DALLAS -- Jerry Jones hired a Super Bowl-winning coach this week. It's now time for him to add a Super Bowl-winning coach to the Cowboys' Ring of Honor.
Two-time winner Jimmy Johnson was taken by surprise at halftime of the Green Bay-Seattle game Sunday night, learning alongside his Fox comrades that he was the second coach added to the Pro Football Hall of Fame as part of the special 100-year celebration of the league. Steelers Super Bowl winner Bill Cowher, a part of the CBS crew, found out he was set to be enshrined in a similar ceremony on that network Saturday.
Johnson smiled and laughed with his colleagues but was clearly caught off guard when the Hall's president, Dave Baker, entered the stage through a back door and gave him the news. Johnson was as close to speechless as you are likely to find him.
"The only thing I can think of is all the assistant coaches that have worked for me, all the great players that have played for me, they're the reason I'm here. I can't talk," said Johnson, sounding as if he was having trouble catching his breath. "This is so special to me. When you put in the work that we put in, it's nice to know people appreciate it."
Tears filled his eyes and the Fox cameras cut away to analyst Troy Aikman, watching and tearing up himself from the press box at Lambeau Field.
Tom Landry is the only coach currently in the Cowboys' Ring of Honor, and some have thought Johnson would never make it because of the friction between the coach and the owner that ended their relationship in spring 1994.

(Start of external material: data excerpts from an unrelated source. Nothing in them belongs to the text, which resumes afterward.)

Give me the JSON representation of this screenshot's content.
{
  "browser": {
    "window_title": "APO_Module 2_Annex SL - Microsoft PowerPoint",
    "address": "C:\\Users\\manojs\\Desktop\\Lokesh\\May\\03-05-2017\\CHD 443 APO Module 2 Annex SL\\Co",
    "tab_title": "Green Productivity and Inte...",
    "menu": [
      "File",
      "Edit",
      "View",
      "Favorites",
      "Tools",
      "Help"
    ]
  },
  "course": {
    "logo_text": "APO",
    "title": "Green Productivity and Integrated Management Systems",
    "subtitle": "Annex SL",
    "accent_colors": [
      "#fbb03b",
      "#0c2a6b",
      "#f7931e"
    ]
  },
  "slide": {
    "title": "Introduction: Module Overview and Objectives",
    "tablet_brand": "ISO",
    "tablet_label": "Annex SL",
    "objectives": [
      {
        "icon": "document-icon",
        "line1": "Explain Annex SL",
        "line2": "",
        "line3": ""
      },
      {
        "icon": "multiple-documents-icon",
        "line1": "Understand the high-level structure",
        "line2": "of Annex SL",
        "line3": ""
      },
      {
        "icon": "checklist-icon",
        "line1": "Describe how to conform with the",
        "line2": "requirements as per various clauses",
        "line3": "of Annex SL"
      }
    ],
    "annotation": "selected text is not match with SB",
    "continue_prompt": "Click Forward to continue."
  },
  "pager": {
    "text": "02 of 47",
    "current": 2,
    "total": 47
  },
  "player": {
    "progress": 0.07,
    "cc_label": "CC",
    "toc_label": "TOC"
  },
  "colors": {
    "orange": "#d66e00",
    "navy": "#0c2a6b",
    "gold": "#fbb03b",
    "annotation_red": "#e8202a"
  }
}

But with Jones already having earned a Hall of Fame jacket three years ago, there's no reason for the owner not to acknowledge the coach who turned the Cowboys from a 1-15 disaster in 1989 to a three-time champ -- even if the last title was captured with Barry Switzer at the helm and Johnson getting ready to take the Miami Dolphins' job after Don Shula's departure.

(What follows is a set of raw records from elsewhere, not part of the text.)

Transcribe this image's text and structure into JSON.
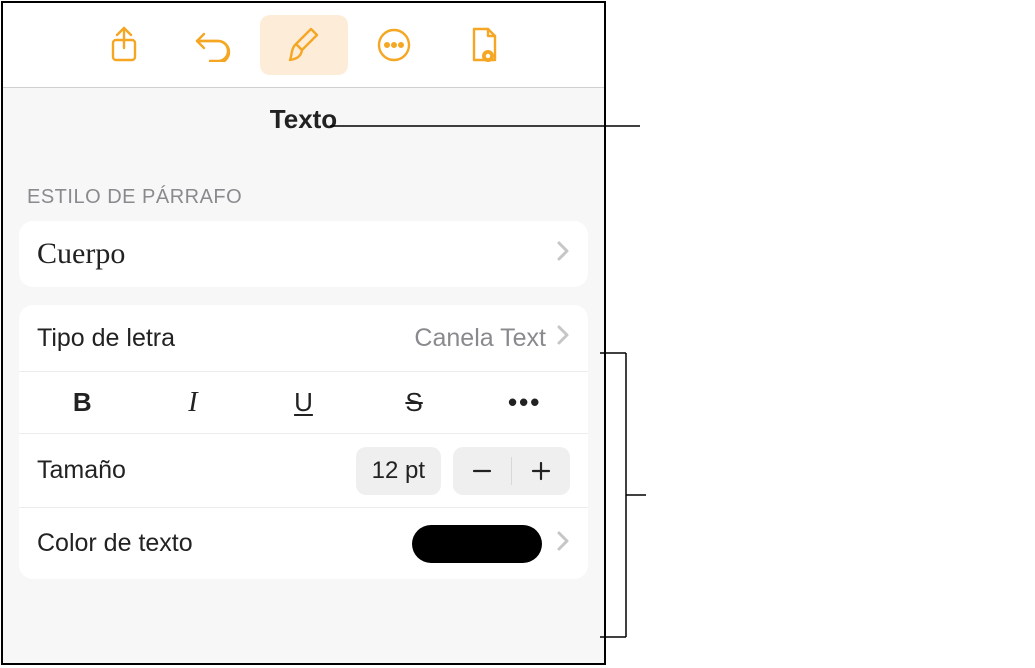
{
  "toolbar": {
    "icons": [
      "share-icon",
      "undo-icon",
      "format-paintbrush-icon",
      "more-icon",
      "document-view-icon"
    ]
  },
  "tab": {
    "title": "Texto"
  },
  "section": {
    "paragraph_style_label": "ESTILO DE PÁRRAFO"
  },
  "paragraph_style": {
    "value": "Cuerpo"
  },
  "font": {
    "label": "Tipo de letra",
    "value": "Canela Text"
  },
  "format_buttons": {
    "bold": "B",
    "italic": "I",
    "underline": "U",
    "strike": "S",
    "more": "•••"
  },
  "size": {
    "label": "Tamaño",
    "value": "12 pt"
  },
  "text_color": {
    "label": "Color de texto",
    "value": "#000000"
  }
}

Jones and Johnson shared laughs at a 25-year reunion of the 1992 Super Bowl champs here in Dallas two years ago. And Johnson was nothing but complimentary when Jones earned induction ahead of him in 2017.
When Baker entered the studio, he greeted Terry Bradshaw, Michael Strahan and Tony Gonzalez first.
"Hall of Famer, Hall of Famer, Hall of Famer ... Coach, on behalf of the Pro Football Hall of Fame and all those fans watching, and all of us who love this game, thank you for all you've done for the game. Thank you for the history you've made and the lives you've impacted," Baker said. "It's my great honor to tell you you're going to be the 328th Hall of Famer, and your legacy is going to be in Canton, Ohio, forever."
Johnson was holding it together until Baker mentioned "the lives you've impacted." The coach has been a finalist for the Hall several times, but some thought he would never make it because his time in the league was so short. He only coached nine seasons and was able to produce just a 2-3 playoff record during his four years with Miami before retiring permanently.
The other coaching finalists included another two-time Super Bowl champ, the Raiders' Tom Flores; Dick Vermeil, who won one for St. Louis and lost one for Philadelphia; and Don Coryell, who is frequently given credit for inventing the modern vertical passing game.
Johnson had a 7-1 playoff record in Dallas, losing only to Detroit after the 1991 season before guiding the Cowboys to their most one-sided Super Bowl victory and their only back-to-back titles.
That was a little more than a quarter of a century ago. If Jones hopes that Mike McCarthy will return the Cowboys to Super Bowl glory, it's not a bad time to remember the No. 1 reason Jones ever hoisted the Lombardi Trophy in the first place.